Speaking of The Forest, today I'm giving myself a public deadline. In typical Rob fashion, I've been making this project harder and more complicated than it needs to be, and the scope of version one has been expanding. If I don't set some hard constraints for myself, I suspect it'd take me a year to get this across the finish line. Which is no bueno. I've lived most of my life as a chronic perfectionist who hides my work until it's "ready." That approach has only ever led to unnecessary suffering, and less of my work in the world.
So, I am committing to release V1 of The Forest on April 28th. It will be incomplete and imperfect. But it will also be more than good enough to start exploring.
For this first version, my scope is to cover the four pillars of the Ungated philosophy in way more depth than I have elsewhere. For each of the four principles below, The Forest will include an interconnected set of exercises and experiments and practices that’ll help you begin embodying this philosophy in your creative business.
Work from the inside-out: Industrialized education conditions us to seek external answers, and to follow other people's paths. But the more you explore your inner world—your desires, values, fears, worldview, experiences, etc—the more raw material you'll discover for creative work that is uniquely your own, and a business that's intrinsically joyful. The keys to walking your own path are already within you.
Build from the bottom-up: Our intellects are great at spinning up stories and plans that help us feel certain, safe, and in control. But alas, those plans rarely seem to survive contact with reality. Instead of doubling down on control, which only makes our lives smaller and more rigid, the baller move is to surrender and explore. When you let go of how you think the world should be, experiment frequently, and trust your felt sense of resonance, you can iterate your way into a business that fits you better than anything you ever could have planned for.
Cheerfully subvert the status quo: There's a part of you, deep down, that sees how your corner of the world is broken, and knows that your work can help make things better. Heed that call and be courageous enough to subvert the status quo. Be the change you wish to see. Do it with love and earnestness. Not only does operating this way nourish your spirit, but it attracts friends and allies, is great for business, and makes the internet a little bit better.

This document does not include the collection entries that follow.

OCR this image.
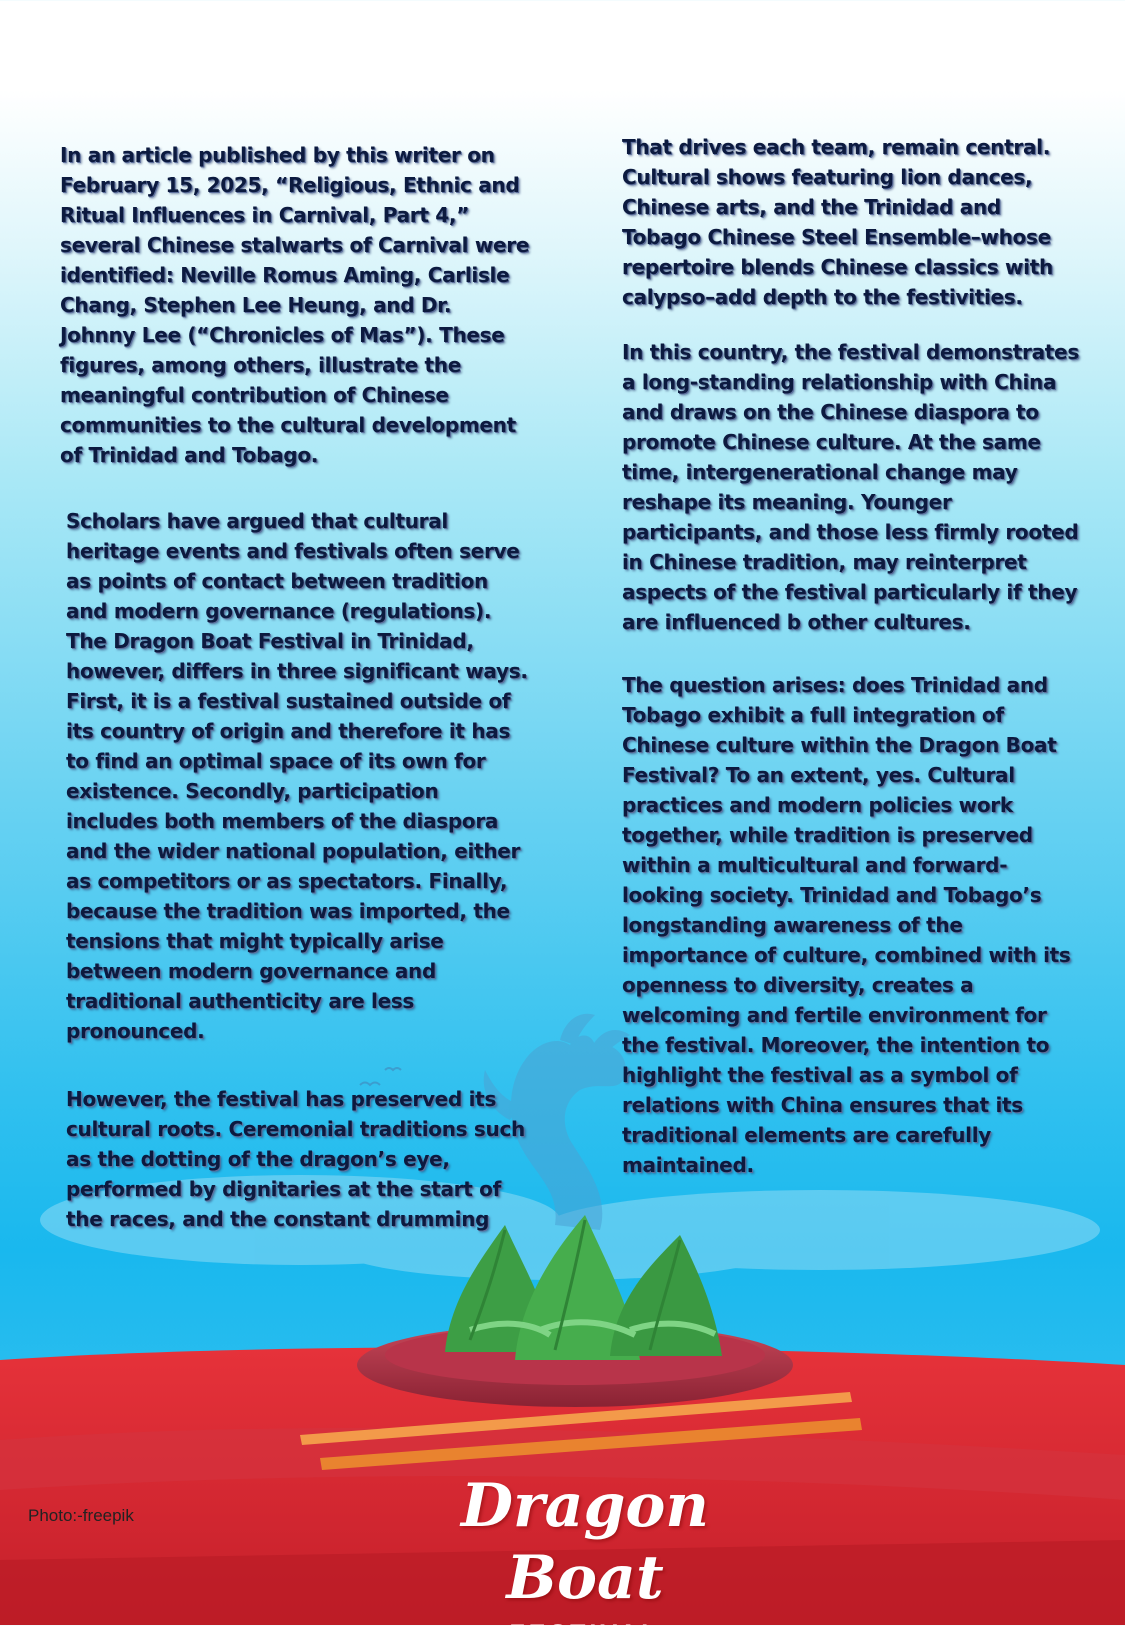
In an article published by this writer on February 15, 2025, “Religious, Ethnic and Ritual Influences in Carnival, Part 4,” several Chinese stalwarts of Carnival were identified: Neville Romus Aming, Carlisle Chang, Stephen Lee Heung, and Dr. Johnny Lee (“Chronicles of Mas”). These figures, among others, illustrate the meaningful contribution of Chinese communities to the cultural development of Trinidad and Tobago.

Scholars have argued that cultural heritage events and festivals often serve as points of contact between tradition and modern governance (regulations). The Dragon Boat Festival in Trinidad, however, differs in three significant ways. First, it is a festival sustained outside of its country of origin and therefore it has to find an optimal space of its own for existence. Secondly, participation includes both members of the diaspora and the wider national population, either as competitors or as spectators. Finally, because the tradition was imported, the tensions that might typically arise between modern governance and traditional authenticity are less pronounced.

However, the festival has preserved its cultural roots. Ceremonial traditions such as the dotting of the dragon’s eye, performed by dignitaries at the start of the races, and the constant drumming

That drives each team, remain central. Cultural shows featuring lion dances, Chinese arts, and the Trinidad and Tobago Chinese Steel Ensemble–whose repertoire blends Chinese classics with calypso–add depth to the festivities.

In this country, the festival demonstrates a long-standing relationship with China and draws on the Chinese diaspora to promote Chinese culture. At the same time, intergenerational change may reshape its meaning. Younger participants, and those less firmly rooted in Chinese tradition, may reinterpret aspects of the festival particularly if they are influenced b other cultures.

The question arises: does Trinidad and Tobago exhibit a full integration of Chinese culture within the Dragon Boat Festival? To an extent, yes. Cultural practices and modern policies work together, while tradition is preserved within a multicultural and forward-looking society. Trinidad and Tobago’s longstanding awareness of the importance of culture, combined with its openness to diversity, creates a welcoming and fertile environment for the festival. Moreover, the intention to highlight the festival as a symbol of relations with China ensures that its traditional elements are carefully maintained.

Photo:-freepik	Dragon Boat
FESTIVAL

Market yourself non-coercively: Most marketing is rooted in coercion and disempowerment. It's about hijacking people's emotional states so they make a compulsive short-term decision to purchase something. This is the exact opposite of the game we're playing in The Forest. You can't coerce anyone into becoming a true, lifelong fan. You can only create the circumstances under which they can make an empowered "fuck yes" decision for themselves. We do this by building a delightful world (an oasis). We do it by being prolific, authentic, friendly, and trusting. When you tell the full unvarnished truth, and invite people into the meaningful experiences you're creating. it won't resonate with everyone, but the right people will be thrilled you did.
So yeah, that's what you can expect at the end of April. If you resonate with this approach to 1,000 true fans, and with the idea of trusting yourself more deeply, The Forest is gonna be "lit" as the kids like to say. I hope you'll join me.
Go for it, Rob! Cheering you on!
Question: Are you ever afraid to be prolific? As I read this, I realized that I am. I wonder if that's part of why I push my own creative work to the side. I have tons of ideas but often feel like they have to be perfect before I put them out into the world. Or I feel overwhelmed by the number of ideas and cn't find resonance/joy/stability with any of them.
Any of that resonate?
Great post. I resonate with it a lot as part of my own journey of creating something that is uniquely my own. Keep going, Rob!